为解决这一问题,我们提出了VStream-QA这一专为在线视频流理解设计的新型问答基准。VStream-QA包含两个部分:VStreamQA-Ego和VStream-QA-Movie,分别用于评估第一人称视角的自我中心理解和第三人称视角的情节理解。VStream-QA的显著特点包括:i) 每个问答对都标记了视频中的特定时间戳,且仅与该时间戳前的视觉信息相关;ii) 包含远超现有基准长度的超长视频(30分钟至60分钟);iii) 涵盖多种视频来源和问题类型。

Table 2: Video QA Benchmark Comparison. V for video duration, Q for number of questions, and Desc for descriptive.

表 2: 视频问答基准对比。V 表示视频时长,Q 表示问题数量,Desc 表示描述性任务。

Benchmark Avg V. TotalV. Q. Goal
MSVD-QA[44] MSRVTT-QA[44] 10s 15s 1.4h 12.5h 13K 73K Desc. QA Desc. QA
ActivityNet-QA[47] 112s 40s 25h 8K Desc.QA
Next-QA[43] CineCLIP-QA[29] 213s 11h 9h 9K 2.5K Temporal QA Movie QA
VStream-QA 40min 21h 3.5K OnlineVideo Stream QA


Figure 5: Question Types.

图 5: 问题类型。

Specifically, VStream-QA-Ego consists of 10 1-hour-long ego-centric video clips from Ego4D dataset [12] together with 1.5K question-answer-timestamp triplets , while VStream-QA-Movie consists of 22 half-an-hour-long movie clips from MovieNet dataset [15] together with 2K questionanswer-timestamp triplets. As shown in Table 2, these two parts consist of a total of 21 hours of video and 3.5K question-answer pairs. Our proposed VStream-QA fills the gap in existing benchmarks for online video stream understanding, and provides a extremely long video test set that can be used to evaluate in both online settings and conventional offline settings.

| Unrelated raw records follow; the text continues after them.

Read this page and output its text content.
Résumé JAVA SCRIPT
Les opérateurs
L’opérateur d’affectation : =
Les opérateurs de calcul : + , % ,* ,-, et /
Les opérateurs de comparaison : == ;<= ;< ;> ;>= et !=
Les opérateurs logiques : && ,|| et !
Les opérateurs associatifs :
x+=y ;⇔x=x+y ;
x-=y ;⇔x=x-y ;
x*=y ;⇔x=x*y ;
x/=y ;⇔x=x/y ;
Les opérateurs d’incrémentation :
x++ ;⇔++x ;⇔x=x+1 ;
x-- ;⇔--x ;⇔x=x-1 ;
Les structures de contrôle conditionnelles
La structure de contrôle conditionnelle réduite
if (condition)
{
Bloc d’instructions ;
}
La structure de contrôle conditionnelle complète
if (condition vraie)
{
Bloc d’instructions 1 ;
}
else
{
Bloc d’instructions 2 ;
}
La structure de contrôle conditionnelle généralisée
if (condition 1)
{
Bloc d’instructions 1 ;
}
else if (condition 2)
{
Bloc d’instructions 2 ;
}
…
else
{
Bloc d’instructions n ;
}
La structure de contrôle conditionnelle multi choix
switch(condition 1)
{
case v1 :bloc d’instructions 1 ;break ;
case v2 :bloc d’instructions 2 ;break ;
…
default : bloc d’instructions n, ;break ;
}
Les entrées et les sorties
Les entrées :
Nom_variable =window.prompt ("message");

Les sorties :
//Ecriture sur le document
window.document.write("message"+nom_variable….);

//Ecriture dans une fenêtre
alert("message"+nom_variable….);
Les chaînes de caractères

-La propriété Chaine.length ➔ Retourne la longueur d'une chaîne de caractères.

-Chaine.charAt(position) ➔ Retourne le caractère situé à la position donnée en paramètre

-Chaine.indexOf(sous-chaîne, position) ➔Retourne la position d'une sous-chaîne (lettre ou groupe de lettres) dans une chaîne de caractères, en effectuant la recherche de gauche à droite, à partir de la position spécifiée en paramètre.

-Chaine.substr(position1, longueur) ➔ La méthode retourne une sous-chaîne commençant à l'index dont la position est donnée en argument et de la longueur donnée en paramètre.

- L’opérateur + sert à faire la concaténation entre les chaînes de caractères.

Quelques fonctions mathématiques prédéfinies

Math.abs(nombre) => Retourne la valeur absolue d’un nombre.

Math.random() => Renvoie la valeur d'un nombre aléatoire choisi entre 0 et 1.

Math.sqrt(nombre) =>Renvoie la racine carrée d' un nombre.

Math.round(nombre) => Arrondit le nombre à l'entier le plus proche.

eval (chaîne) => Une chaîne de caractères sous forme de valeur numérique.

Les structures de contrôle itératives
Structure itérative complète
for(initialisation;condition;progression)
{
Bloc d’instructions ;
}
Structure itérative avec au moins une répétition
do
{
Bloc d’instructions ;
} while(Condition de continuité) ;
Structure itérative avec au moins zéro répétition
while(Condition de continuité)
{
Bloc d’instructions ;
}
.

具体而言,VStream-QA-Ego包含来自Ego4D数据集[12]的10段1小时长的第一视角视频片段及1.5K个问题-答案-时间戳三元组,而VStream-QA-Movie包含来自MovieNet数据集[15]的22段半小时长的电影片段及2K个问题-答案-时间戳三元组。如表2所示,这两部分共包含21小时的视频和3.5K个问答对。我们提出的VStream-QA填补了现有在线视频流理解基准的空白,并提供了一个可用于在线设置和传统离线设置的超长视频测试集。

Table 3: Comparison with SoTA methods on zero-shot VideoQA. Acc. and Sco. denote accuracy and score, respectively. *: Evaluated by us.

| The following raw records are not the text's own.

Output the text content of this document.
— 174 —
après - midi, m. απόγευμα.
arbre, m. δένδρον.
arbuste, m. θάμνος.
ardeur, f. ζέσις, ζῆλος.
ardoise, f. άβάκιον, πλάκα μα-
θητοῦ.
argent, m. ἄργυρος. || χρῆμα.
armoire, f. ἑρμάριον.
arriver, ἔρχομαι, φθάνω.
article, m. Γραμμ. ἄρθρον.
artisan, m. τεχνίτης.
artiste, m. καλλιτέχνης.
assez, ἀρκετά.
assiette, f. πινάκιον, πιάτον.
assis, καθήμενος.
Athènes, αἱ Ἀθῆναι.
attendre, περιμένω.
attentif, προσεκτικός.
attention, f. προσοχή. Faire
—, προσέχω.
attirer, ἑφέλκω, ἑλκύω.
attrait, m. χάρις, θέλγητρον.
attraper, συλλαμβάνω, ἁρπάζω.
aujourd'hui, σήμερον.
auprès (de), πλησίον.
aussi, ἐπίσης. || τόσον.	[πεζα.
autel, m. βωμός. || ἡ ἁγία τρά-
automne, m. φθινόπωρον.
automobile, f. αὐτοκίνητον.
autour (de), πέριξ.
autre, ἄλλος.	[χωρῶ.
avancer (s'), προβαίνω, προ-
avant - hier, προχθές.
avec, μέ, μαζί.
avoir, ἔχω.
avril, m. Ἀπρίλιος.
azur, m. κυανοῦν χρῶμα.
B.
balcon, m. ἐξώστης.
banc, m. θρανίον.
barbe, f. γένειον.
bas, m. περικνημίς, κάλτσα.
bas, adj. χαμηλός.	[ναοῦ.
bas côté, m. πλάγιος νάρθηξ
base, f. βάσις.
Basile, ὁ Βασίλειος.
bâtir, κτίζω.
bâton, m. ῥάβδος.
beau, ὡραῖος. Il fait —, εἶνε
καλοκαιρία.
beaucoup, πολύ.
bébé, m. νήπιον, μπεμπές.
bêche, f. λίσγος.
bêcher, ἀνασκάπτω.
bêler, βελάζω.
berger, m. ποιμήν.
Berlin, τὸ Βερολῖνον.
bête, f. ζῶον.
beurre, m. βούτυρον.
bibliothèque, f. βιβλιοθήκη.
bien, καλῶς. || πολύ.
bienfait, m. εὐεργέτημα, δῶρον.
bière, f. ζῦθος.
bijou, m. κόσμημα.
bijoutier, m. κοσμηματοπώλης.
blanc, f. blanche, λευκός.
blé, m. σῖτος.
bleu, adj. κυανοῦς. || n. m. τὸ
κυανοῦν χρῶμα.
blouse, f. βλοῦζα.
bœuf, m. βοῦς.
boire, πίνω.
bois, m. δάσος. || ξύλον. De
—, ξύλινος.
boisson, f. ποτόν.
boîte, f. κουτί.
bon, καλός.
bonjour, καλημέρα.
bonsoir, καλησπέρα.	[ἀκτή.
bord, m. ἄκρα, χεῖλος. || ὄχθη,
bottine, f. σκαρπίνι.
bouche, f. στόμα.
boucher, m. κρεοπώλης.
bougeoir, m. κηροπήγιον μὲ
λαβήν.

表 3: 零样本视频问答 (VideoQA) 与当前最优方法 (SoTA) 的对比。Acc. 和 Sco. 分别表示准确率和得分。*: 由我们评估。

方法 ActNet Acc. ActNet Sco. NExT Acc. NExT Sco. MSVD Acc. MSVD Sco. MSRVTT Acc. MSRVTT Sco. VS-Ego Acc. VS-Ego Sco. VS-Movie Acc. VS-Movie Sco.
Video-ChatGPT[30] 35.2 2.7 54.6 3.2 64.9 3.3 49.3 2.8 51.7 3.7 54.4 3.4
MovieChat[37] 45.7 3.4 49.9 2.7 75.2 3.8 52.7 2.6 52.2 3.4 39.1 2.3
Chat-UniVi [16] 45.8 3.2 60.8* 3.3 65.0 3.6 54.6 3.1 50.9 3.8 54.0 3.4
Vista-LLaMA[29] 48.3 3.3 60.7 3.4 65.3 3.6 60.5 3.3
LLaMA-VID [20] 47.4 3.3 60.3* 3.4 69.7 3.7 57.7 3.2 54.8 3.9 51.4 3.4
Flash-VStream 51.9 3.4 61.6 3.4 80.3 3.9 72.4 3.4 59.0 3.9 56.1 3.4

We carefully design 5 types of questions to evaluate the model’s ability to understand both scene content and temporal information. As shown in Figure 5, the question types are well balanced. Specifically, [Scene Summary] and [Action Description] are open-ended questions designed to evaluate the model’s ability to understand static and dynamic scene content. [Event Occurrence] are yes/no questions designed to evaluate the model’s ability to detect whether a specific event or scene occurs in the video. [Ordered Event Narrative] and [Sequence Validation] are both designed to evaluate the model’s ability to understand the temporal order of events in the video, with the former being open-ended and the latter being yes/no questions. For yes/no questions, its answer ratio is well balanced with $46.3%$ yes and $53.7%$ no.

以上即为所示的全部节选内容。